Understand Brain Function

Learn how the brain operates and how it naturally forms patterns. This understanding is crucial for creating effective change in your mental habits.

2

Avoid a Negativity Bias

Be aware of your brain's tendency to focus on negative aspects. Recognizing this can help you consciously shift towards more positive thinking.

3

Recognize Pattern Formation

Acknowledge that both positive and negative patterns are formed through repetition. To foster positive changes, create and reinforce new, beneficial patterns.

4

Create a Positive Routine

Incorporate enjoyable and simple routines into your life to replace negative habits. This makes the change process more sustainable.

5

Know the Importance of Energy

Recognize that energy plays a significant role in making experiences memorable. Positive energy can reinforce good memories and experiences.

6

Model Mindfulness of Thought and Action

Understand that thoughts and actions are interconnected. Changing how you think can lead to changes in how you act, and vice versa.

7

Be Aware of Comparison

Avoid comparing yourself to others, as it often leads to negative self-assessment and reinforces negative patterns.

8

Embrace Repetition

Practice new positive behaviors and thoughts consistently. Repetition helps solidify new patterns and makes them a natural part of your routine.

9

Find Fun and Enjoyment

Ensure that the process of change is enjoyable. If you find the change process to be fun, you are more likely to stick with it and integrate it into your life.
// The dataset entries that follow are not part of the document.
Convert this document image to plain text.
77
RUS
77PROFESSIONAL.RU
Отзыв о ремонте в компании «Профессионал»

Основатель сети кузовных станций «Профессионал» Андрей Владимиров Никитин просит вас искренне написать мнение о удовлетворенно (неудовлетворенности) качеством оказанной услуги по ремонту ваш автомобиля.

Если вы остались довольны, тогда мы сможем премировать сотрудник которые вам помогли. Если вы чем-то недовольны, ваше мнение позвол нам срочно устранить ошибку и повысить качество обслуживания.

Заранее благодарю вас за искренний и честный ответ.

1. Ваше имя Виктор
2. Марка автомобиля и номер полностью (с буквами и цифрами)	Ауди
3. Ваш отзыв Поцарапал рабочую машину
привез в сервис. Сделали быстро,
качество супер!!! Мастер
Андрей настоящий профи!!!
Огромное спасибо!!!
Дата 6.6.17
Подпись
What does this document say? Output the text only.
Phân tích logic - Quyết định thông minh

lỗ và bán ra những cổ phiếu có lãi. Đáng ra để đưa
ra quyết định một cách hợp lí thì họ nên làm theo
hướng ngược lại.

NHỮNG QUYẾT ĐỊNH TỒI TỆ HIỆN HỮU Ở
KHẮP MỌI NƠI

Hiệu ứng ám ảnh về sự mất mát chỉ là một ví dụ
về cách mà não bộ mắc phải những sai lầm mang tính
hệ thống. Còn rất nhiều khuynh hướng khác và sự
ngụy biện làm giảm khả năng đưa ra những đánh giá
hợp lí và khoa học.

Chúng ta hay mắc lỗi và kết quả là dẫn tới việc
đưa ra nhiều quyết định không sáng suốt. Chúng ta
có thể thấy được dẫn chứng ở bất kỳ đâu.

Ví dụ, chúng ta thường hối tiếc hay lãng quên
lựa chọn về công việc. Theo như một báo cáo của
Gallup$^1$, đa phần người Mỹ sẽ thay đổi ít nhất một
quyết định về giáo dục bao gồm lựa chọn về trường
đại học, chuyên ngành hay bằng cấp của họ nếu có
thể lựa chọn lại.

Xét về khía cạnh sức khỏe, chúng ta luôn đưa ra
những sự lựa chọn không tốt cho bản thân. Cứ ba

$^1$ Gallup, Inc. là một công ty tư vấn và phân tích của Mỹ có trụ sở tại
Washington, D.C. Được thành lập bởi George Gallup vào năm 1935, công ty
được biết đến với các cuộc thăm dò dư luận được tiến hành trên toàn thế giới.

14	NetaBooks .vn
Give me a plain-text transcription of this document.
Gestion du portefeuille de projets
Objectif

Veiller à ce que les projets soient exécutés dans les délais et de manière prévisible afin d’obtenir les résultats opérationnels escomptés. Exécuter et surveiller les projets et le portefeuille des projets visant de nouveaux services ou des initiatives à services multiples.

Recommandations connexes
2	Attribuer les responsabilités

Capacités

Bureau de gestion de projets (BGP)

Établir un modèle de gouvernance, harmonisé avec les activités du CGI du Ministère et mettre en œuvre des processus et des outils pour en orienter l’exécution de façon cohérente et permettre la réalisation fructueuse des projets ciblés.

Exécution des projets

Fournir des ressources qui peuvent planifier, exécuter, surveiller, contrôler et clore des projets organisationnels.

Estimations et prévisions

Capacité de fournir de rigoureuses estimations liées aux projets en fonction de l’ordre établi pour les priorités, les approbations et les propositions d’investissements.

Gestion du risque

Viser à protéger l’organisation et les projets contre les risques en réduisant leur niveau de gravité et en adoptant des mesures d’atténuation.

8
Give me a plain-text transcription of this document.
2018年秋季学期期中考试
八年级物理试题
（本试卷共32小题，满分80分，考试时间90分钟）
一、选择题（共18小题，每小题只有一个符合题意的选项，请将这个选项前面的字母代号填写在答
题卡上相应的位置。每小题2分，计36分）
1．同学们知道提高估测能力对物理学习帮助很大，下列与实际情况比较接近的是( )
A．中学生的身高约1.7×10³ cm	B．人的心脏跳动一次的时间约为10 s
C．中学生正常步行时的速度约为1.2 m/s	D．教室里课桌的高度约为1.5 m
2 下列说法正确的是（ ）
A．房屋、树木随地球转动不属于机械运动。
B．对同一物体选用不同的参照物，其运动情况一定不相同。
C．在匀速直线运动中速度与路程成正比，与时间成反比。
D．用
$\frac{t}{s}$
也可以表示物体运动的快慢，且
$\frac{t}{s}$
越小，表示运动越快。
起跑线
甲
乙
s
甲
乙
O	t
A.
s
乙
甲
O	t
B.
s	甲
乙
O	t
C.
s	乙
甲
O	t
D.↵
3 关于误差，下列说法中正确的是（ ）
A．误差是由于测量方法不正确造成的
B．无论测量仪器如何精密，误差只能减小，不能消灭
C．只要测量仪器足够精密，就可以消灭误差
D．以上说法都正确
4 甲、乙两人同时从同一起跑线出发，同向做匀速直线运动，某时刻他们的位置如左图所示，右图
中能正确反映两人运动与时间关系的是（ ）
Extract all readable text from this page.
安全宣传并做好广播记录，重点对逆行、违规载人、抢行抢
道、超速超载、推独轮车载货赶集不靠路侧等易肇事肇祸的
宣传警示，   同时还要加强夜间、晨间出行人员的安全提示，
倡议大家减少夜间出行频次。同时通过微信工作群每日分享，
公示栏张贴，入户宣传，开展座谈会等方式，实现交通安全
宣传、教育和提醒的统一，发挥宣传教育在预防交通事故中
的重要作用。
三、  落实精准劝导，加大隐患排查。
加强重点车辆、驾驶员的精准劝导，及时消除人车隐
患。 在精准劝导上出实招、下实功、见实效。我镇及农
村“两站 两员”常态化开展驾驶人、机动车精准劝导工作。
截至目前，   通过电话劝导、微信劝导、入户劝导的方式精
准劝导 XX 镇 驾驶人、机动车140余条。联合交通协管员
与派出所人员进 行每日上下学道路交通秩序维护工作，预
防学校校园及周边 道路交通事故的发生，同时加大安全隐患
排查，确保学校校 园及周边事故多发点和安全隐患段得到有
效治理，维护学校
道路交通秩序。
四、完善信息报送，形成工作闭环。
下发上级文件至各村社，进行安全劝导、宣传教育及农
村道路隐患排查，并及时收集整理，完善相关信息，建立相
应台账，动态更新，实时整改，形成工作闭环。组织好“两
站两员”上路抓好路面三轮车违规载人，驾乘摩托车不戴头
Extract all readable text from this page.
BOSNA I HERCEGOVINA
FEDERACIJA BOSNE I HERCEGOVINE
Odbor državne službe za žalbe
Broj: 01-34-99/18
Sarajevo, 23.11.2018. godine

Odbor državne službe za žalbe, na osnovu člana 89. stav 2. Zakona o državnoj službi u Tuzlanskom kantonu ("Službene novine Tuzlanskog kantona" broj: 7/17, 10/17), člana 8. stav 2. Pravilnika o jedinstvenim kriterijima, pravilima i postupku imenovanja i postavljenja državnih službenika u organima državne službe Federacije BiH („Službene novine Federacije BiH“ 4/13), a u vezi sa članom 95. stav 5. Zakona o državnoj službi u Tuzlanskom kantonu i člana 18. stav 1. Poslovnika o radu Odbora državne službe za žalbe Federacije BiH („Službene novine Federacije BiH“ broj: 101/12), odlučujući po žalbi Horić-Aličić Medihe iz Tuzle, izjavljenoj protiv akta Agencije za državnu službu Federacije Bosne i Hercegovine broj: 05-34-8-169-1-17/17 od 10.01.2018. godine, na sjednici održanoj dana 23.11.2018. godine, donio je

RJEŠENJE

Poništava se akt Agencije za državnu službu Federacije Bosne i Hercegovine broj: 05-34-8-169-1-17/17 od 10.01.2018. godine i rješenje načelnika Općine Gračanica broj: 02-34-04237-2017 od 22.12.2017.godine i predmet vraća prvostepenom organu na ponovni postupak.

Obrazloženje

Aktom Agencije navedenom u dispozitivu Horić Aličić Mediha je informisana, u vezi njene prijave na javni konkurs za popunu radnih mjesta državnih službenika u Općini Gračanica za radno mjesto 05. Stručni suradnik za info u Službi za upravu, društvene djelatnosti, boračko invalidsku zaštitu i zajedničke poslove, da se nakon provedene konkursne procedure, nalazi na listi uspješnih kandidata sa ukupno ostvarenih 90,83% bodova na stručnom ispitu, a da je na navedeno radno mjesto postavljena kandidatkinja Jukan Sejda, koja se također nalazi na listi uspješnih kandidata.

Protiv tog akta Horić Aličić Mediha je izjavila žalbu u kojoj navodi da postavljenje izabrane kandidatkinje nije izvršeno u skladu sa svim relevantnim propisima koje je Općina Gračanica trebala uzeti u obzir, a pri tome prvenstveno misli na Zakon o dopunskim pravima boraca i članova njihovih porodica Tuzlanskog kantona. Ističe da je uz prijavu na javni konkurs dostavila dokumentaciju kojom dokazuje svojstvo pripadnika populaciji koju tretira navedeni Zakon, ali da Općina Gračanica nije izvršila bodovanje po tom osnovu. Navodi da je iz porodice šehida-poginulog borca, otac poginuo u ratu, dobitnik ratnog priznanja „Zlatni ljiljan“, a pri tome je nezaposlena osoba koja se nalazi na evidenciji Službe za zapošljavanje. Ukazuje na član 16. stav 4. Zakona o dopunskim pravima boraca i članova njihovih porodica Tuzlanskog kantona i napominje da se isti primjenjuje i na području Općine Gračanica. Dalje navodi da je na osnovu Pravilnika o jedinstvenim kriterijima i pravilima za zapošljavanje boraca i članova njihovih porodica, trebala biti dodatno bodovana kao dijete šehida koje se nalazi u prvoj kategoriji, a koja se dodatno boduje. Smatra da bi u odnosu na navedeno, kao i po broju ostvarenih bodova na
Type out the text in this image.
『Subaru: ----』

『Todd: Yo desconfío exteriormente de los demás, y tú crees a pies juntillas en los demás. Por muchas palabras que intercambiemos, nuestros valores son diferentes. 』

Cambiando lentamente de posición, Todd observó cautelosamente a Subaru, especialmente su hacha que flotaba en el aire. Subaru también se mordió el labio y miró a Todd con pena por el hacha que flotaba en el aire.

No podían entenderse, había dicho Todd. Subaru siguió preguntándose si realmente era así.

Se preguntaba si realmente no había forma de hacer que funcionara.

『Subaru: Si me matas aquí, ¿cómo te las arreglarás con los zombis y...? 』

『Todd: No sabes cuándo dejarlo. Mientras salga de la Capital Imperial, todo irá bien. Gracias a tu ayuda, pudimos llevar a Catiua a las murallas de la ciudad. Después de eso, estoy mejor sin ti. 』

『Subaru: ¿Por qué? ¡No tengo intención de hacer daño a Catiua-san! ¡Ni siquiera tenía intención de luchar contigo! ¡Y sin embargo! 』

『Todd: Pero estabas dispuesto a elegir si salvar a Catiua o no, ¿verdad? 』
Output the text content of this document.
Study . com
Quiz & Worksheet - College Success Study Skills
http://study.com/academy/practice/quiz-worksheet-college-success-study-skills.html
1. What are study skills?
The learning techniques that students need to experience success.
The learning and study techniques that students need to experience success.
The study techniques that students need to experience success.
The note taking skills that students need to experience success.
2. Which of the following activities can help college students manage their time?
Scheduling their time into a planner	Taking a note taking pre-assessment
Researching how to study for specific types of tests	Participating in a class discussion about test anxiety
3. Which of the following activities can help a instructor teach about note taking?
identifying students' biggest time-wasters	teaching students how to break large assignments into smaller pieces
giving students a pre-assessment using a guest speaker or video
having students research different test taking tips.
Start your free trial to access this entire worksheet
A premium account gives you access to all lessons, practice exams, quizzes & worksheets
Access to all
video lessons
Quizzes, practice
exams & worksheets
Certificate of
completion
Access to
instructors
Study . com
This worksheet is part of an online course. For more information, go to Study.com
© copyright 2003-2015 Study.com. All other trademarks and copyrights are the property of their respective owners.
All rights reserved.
Using the HEAL Method to Make Positive Changes

The HEAL method—HOLD, ENERGIZE, ACT, LINK—is a powerful tool for fostering positive change and enhancing happiness.

It starts by HOLDING a positive experience or memory in your consciousness. This step involves focusing on something uplifting or meaningful to create a solid foundation for change.

Next, ENERGIZE the memory by amplifying the positive emotions associated with it. This means fully experiencing and intensifying the feelings linked to the positive memory. For instance, when you recall a joyful event, allow yourself to relive the excitement and happiness fully.

Then, ACT on these positive emotions by physically embodying them. Smiling, maintaining good posture, and engaging in actions that align with the positive experience can reinforce the emotional impact. This step bridges the gap between mental and physical states, making the positive experience more tangible.

Finally, LINK the positive experience to a broader, affirmative belief or thought. Connect the positive memory to a meaningful affirmation like, “I am fortunate because…” Repeating this thought helps solidify the positive experience in your mind, creating a robust feedback loop that continually reinforces your positive outlook.

Incorporating these steps into daily practice can effectively replace negative patterns with positive ones, making lasting changes in how we perceive and react to life’s experiences. By consistently applying the HEAL method, you build a more resilient and optimistic mindset, leading to improved overall well-being and happiness.